Entre as medidas exigidas, estão acompanhar casos de denúncias e garantir o anonimato da vítima.

Atualizado há 24506 horas
Nova lei pressiona empresas a criarem programas de combate ao assédio sexual
Episódios de assédio sexual envolvendo figuras públicas, a crescente onda de denúncias feitas por pessoas assediadas e o acesso à informação. Esses são alguns dos cenários que antecedem a nova lei que determina empresas a implementarem treinamento anual de combate ao assédio sexual para funcionários de todos os níveis hierárquicos. A execução do programa é de responsabilidade das Comissões Internas de Prevenção de Acidentes (CIPA), estabelecidas em corporações com mais de 20 trabalhadores.

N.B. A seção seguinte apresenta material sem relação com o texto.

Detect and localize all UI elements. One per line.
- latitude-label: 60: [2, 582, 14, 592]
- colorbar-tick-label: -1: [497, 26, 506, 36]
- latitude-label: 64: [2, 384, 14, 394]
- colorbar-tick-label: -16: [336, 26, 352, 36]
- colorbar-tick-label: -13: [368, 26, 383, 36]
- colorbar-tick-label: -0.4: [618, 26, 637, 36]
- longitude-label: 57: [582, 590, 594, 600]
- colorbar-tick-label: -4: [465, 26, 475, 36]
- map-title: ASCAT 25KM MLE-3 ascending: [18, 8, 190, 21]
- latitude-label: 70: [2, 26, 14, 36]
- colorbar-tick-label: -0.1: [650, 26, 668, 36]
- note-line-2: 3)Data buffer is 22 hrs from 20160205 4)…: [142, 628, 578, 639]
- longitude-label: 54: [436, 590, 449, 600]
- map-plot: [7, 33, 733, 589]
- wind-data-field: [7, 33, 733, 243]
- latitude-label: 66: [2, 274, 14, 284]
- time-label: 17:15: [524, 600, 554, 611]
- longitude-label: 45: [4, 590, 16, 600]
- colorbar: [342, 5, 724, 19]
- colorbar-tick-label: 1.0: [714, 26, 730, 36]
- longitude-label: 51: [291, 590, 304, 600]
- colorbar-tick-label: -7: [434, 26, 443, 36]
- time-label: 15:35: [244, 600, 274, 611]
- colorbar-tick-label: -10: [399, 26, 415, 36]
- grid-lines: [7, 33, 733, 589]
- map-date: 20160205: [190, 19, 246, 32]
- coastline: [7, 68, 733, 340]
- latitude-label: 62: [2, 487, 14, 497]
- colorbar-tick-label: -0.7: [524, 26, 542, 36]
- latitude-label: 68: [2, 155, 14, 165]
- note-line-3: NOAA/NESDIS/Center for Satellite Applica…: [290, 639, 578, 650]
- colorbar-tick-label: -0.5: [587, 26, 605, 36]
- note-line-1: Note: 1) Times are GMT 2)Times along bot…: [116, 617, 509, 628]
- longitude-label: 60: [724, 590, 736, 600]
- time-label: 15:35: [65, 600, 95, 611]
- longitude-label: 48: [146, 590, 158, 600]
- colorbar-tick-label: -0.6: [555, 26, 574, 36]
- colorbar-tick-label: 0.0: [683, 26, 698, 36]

No entanto, pequenas e médias empresas também precisam entrar nesse movimento para promover um ambiente seguro para os colaboradores, avaliam especialistas.

A Lei 14.457/22 entrou em vigor no último dia 21 de março. Entre as medidas exigidas, estão incluir e divulgar normas internas, acompanhar casos de denúncias e garantir o anonimato da vítima, além de fixar na programação atividades, a cada 12 meses, voltadas à prevenção e ao combate de diversos tipos de assédio.